What I owe my younger self
May 1, 2026
Mia Lasic-EllisMost journeys in civic life don’t begin at five years old, but on January 19, 2010, I brought my kindergarten class’s teddy bear to the polls.
I didn’t really understand what the election was about (or that you’re not supposed to share how other people voted—sorry, Mom), but to enter a voting booth, watch the ballot get eaten by the voting machine, get a sticker and share all about it with my classmates the next day? I was excited.
I often find myself reflecting on this younger version of myself and wondering how I will find joy in our country like that again. It’s hard when so much of the American government today appears to be on the brink of failure.
When I read headline after headline each morning, there are more moments when I tell myself, “This can’t be true.” Loss of independence in the Department of Justice. Congress stalled, unable to pass a budget. The Supreme Court overturning decades of doctrine that protect women, voters, the environment and so much more. Increasing political violence—it’s all a lot to take in.
How do I still have faith in the American government when so much seems to be going wrong?
I’m not sure.
And this is despite the fact that I graduate later this month with my degree in Government and Legal Studies (with an American Politics concentration to boot). When I tell people that’s what I’ve studied, they always say something along the lines of, “Well, this sure is an interesting time to pursue that.”
They’re not wrong. For instance, I took “U.S. Congress” when the House removed Speaker Kevin McCarthy in the first removal of a House speaker ever. The House spent weeks picking his replacement, and each time we met, we would review leading candidates and how many votes had failed since we last met, until Mike Johnson was selected. It was entertaining, but it was also unsettling, since nothing like this had happened in my lifetime.

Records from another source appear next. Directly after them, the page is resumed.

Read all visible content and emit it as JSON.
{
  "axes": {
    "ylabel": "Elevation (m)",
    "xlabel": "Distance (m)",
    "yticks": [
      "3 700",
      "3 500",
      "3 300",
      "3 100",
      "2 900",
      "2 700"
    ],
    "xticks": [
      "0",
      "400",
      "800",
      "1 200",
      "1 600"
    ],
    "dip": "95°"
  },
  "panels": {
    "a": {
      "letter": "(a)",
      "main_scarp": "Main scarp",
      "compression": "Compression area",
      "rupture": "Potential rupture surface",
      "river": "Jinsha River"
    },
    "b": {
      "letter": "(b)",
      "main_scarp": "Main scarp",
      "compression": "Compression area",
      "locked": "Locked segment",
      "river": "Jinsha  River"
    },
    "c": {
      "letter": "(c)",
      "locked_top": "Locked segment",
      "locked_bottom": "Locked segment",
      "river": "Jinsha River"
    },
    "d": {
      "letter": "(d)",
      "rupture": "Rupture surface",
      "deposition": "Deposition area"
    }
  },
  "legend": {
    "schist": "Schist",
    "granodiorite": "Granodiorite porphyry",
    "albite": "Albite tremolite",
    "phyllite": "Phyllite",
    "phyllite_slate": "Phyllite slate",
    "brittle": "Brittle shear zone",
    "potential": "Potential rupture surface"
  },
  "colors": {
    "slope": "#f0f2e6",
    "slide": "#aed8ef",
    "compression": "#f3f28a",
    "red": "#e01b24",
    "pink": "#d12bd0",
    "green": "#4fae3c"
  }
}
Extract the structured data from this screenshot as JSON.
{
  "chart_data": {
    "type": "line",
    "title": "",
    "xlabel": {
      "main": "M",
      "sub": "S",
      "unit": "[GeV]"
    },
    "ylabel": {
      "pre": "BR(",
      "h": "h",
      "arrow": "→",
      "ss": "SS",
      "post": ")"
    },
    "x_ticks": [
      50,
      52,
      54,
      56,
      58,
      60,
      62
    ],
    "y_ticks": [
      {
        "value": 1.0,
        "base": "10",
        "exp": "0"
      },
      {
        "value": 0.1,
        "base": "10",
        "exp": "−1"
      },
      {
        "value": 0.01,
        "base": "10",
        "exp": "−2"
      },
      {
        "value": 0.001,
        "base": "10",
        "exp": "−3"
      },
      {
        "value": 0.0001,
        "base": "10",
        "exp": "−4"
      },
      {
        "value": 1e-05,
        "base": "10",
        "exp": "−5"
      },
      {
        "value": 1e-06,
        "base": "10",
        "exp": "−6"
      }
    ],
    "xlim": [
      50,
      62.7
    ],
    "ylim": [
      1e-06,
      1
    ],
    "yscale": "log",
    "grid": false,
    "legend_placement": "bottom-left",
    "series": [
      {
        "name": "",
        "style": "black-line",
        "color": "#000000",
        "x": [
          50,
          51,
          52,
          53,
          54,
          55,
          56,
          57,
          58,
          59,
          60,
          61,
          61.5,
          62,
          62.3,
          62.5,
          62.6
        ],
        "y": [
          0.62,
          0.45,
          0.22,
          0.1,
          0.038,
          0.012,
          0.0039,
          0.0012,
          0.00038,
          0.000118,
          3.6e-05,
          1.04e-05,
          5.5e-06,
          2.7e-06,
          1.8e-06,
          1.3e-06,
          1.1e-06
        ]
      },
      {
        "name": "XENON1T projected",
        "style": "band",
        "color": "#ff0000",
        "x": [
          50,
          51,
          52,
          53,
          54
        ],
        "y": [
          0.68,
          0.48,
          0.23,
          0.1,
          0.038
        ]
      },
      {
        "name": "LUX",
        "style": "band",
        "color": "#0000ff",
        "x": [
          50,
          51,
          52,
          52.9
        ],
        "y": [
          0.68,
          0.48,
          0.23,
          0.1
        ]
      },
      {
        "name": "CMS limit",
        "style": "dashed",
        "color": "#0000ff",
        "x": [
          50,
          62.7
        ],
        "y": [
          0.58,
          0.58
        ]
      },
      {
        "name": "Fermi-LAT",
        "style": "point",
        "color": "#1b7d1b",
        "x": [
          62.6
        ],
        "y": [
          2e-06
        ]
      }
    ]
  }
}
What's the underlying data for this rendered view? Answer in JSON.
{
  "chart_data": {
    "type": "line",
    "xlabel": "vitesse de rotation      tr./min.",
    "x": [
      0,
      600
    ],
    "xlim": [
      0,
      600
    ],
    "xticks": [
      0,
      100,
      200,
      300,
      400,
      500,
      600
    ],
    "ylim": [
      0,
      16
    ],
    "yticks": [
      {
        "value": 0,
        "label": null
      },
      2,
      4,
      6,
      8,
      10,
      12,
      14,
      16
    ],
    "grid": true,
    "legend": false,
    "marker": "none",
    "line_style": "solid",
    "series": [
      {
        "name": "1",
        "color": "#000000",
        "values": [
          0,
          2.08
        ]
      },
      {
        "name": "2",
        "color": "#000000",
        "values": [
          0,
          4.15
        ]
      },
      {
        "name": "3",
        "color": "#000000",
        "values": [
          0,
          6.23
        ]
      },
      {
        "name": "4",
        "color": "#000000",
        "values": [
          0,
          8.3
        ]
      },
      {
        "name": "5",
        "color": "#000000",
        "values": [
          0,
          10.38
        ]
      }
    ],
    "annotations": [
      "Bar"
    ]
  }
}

With so much uncertainty, I turn to when I felt more stable, if naive. When being a student of the American experiment felt less fraught.
In elementary school, I would speed to the rack of VHSs and DVDs in the library, searching for the set of four DVDs comprising “Disney’s The American Presidents.”
The four documentaries (clearly meant for classrooms) covered each president from Washington to Obama’s first term. None of the videos took themselves too seriously, but my favorite disc was the fourth and final, covering 1945–2010.
My parents, for better or for worse, let me lean into this interest. I checked out every “Who Was…?” book on a president I could find in our library. We visited John F. Kennedy’s and Calvin Coolidge’s birthplaces. I remember playing games on the PBS Kids website about the Obama-Romney election (yes, such a website existed).
As I grew older, so did my interest. I can clearly remember sitting at a desk in the House chamber at the Massachusetts State House in fourth grade on a field trip. I ran for office at Massachusetts Girls State. I was prouder to be wearing my first “I voted” sticker for a town election than I was of my Bowdoin sweatshirt on college decision day in high school.
It’s America’s 250th birthday this year, and I’m trying hard to feel celebratory. It’s a huge milestone, after all, and I want to be excited about it. This anniversary should be a testament to the American experiment working, but if anything, it feels like a funeral dirge.
But I can’t let down my younger self, who was so excited by our three-branch system and believed so deeply that it could do so much good. You might scoff at me, but in some ways, I still do. A lot is going wrong right now, but there’s still so much that could go right.
Today’s politics are scary, but the American system and so many citizens still give me hope. As we leave Bowdoin, I hope you join me in seeing the possibilities still ahead for us and the future of our country.
So many of us were those five-year-olds tagging along to the polls. Don’t give up on their dreams now.
Julia Dickinson is a member of the Class of 2026.